THE first Boots store is to start giving coronavirus vaccines from this week – with more pharmacies to deliver jabs soon.
It comes as the Government ramps up the Covid jab roll out with seven mass vaccination sites opening across England today.
The pharmaceutical firm said it will begin delivering the Oxford/AstraZeneca jab from its purpose built facility in Halifax.
Two additional sites in Huddersfield and Gloucester are planned to open in the coming weeks.
Talks are underway on the potential to expand this to more mass vaccination sites in the coming months to help support the NHS’s roll out.

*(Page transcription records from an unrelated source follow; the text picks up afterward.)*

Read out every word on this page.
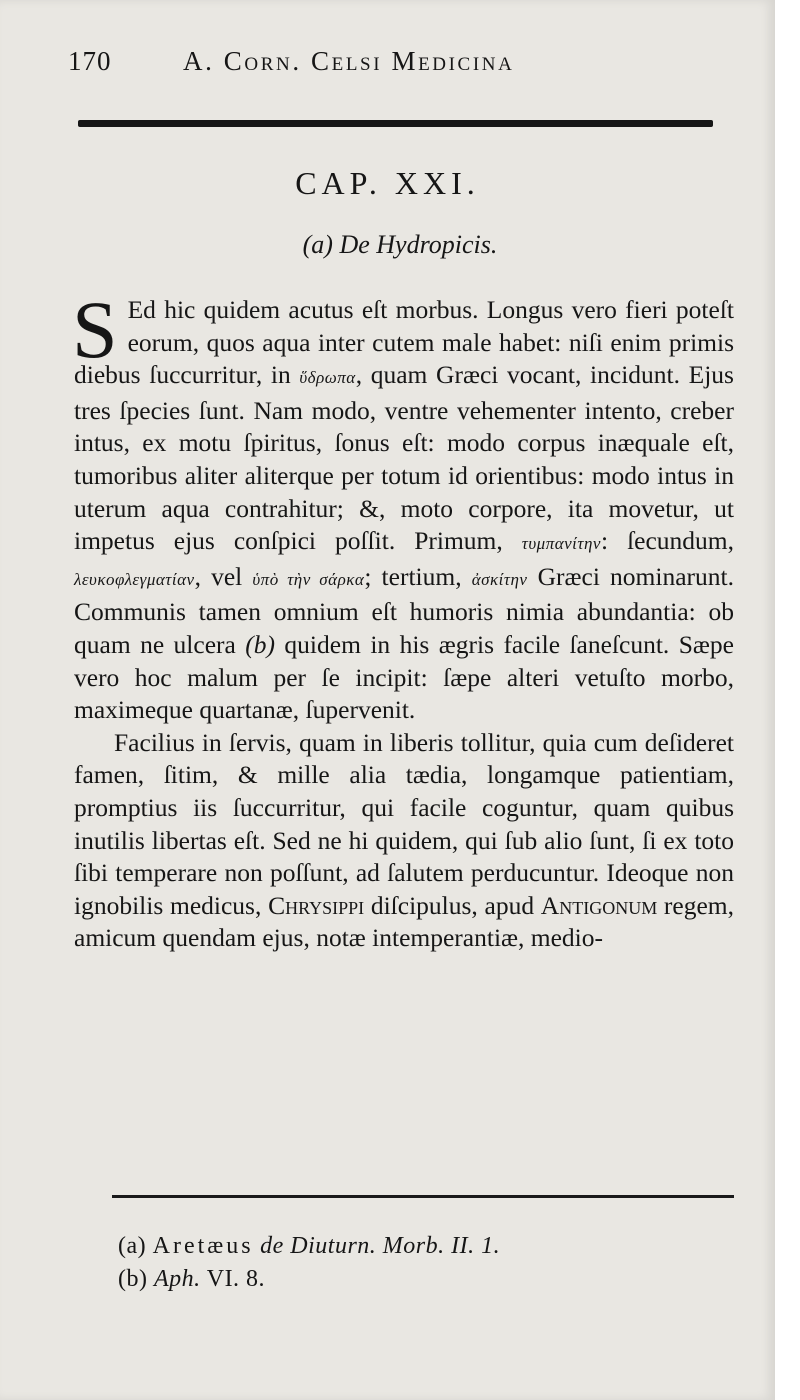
170	A. Corn. Celsi Medicina
CAP. XXI.
(a) De Hydropicis.

S Ed hic quidem acutus eſt morbus. Longus vero fieri poteſt eorum, quos aqua inter cutem male habet: niſi enim primis diebus ſuccurritur, in ὕδρωπα, quam Græci vocant, incidunt. Ejus tres ſpecies ſunt. Nam modo, ventre vehementer intento, creber intus, ex motu ſpiritus, ſonus eſt: modo corpus inæquale eſt, tumoribus aliter aliterque per totum id orientibus: modo intus in uterum aqua contrahitur; &, moto corpore, ita movetur, ut impetus ejus conſpici poſſit. Primum, τυμπανίτην: ſecundum, λευκοφλεγματίαν, vel ὑπὸ τὴν σάρκα; tertium, ἀσκίτην Græci nominarunt. Communis tamen omnium eſt humoris nimia abundantia: ob quam ne ulcera (b) quidem in his ægris facile ſaneſcunt. Sæpe vero hoc malum per ſe incipit: ſæpe alteri vetuſto morbo, maximeque quartanæ, ſupervenit.

Facilius in ſervis, quam in liberis tollitur, quia cum deſideret famen, ſitim, & mille alia tædia, longamque patientiam, promptius iis ſuccurritur, qui facile coguntur, quam quibus inutilis libertas eſt. Sed ne hi quidem, qui ſub alio ſunt, ſi ex toto ſibi temperare non poſſunt, ad ſalutem perducuntur. Ideoque non ignobilis medicus, Chrysippi diſcipulus, apud Antigonum regem, amicum quendam ejus, notæ intemperantiæ, medio-

(a) Aretæus de Diuturn. Morb. II. 1.
(b) Aph. VI. 8.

Seb James, Boots managing director, said: “Our vaccination sites are clean, clinical environments, inaccessible, convenient locations, like high streets, and we have extensive experience in vaccination services, having carried out over a million flu vaccinations in this winter flu season alone.
“We hope to help the NHS and enable more people to get the vaccination quickly.”
Patients will be provided the option to book their vaccination appointment at Boots through the NHS booking system, once it is open.
RAMPED UP
Thousands more people are expected to be given a Covid-19 jab after the new mass vaccination hubs – including at a football stadium and a tennis club – opened today.
Hundreds more GP-led and hospital services along with the first pharmacy-led pilot sites will also start administering jabs later this week – taking the total to around 1,200, NHS England said.
Professor Stephen Powis, NHS England national medical director, said the ramping up of vaccination sites would help “protect even more people”.
The mass vaccine sites will each be capable of delivering thousands of jabs each week and could increase their operations according to supplies and demand, NHS England said.
The Government is aiming to vaccinate almost 14 million vulnerable people – including the over-80s, care home residents and health and care staff – by the middle of February.
Health Secretary Matt Hancock has said they are on course to meet the target, with over 200,000 people being vaccinated every day in England and a third of over-80s already jabbed.
Around two million in the UK now have now received their first dose of the vaccine.
The seven new England vaccine centres opening on Monday are: Ashton Gate in Bristol, Epsom racecourse in Surrey, the Excel Centre where London’s Nightingale hospital is based, Newcastle’s Centre for Life, the Manchester Tennis and Football Centre, Robertson House in Stevenage and Birmingham’s Millennium Point.
EXIT STRATEGY
Mr Hancock will visit one of the centres before setting out the Government’s vaccines delivery plan at a Downing Street press conference on Monday afternoon.
He has described the plan as “the keystone of our exit out of the pandemic”, while Nadhim Zahawi, the minister in charge of vaccine deployment, said it will “set out our ambitions for the coming weeks and months as we continue to expand our programme at breakneck speed, with strategies to underpin every commitment”.
The locations for the centres were chosen to give a geographical spread covering as many people as possible, NHS England said.
Some 600,000 invites were due to be sent over the weekend and this coming week to people aged 80 and above who live up to a 45-minute drive from one of the new centres.
The sites will also vaccinate health and care staff.
Professor Powis said: “Increasing supplies means the NHS can open even more vaccination services and protect even more people this week.
“While my NHS colleagues are working hard to ensure we can offer vaccines to all of those who would benefit most over the next month, at the same time as providing care for everyone who needs it, we need the public to help us.
“Please don’t contact the NHS to seek a vaccine, we will contact you. When we do contact you, please attend your booked appointments.”
He reminded everyone, whether they have had a vaccine or not, they need to keep following all the guidance “to control the virus and save lives – that means staying at home as much as you can, and following the ‘hands, face, space’ guidance when you can’t”.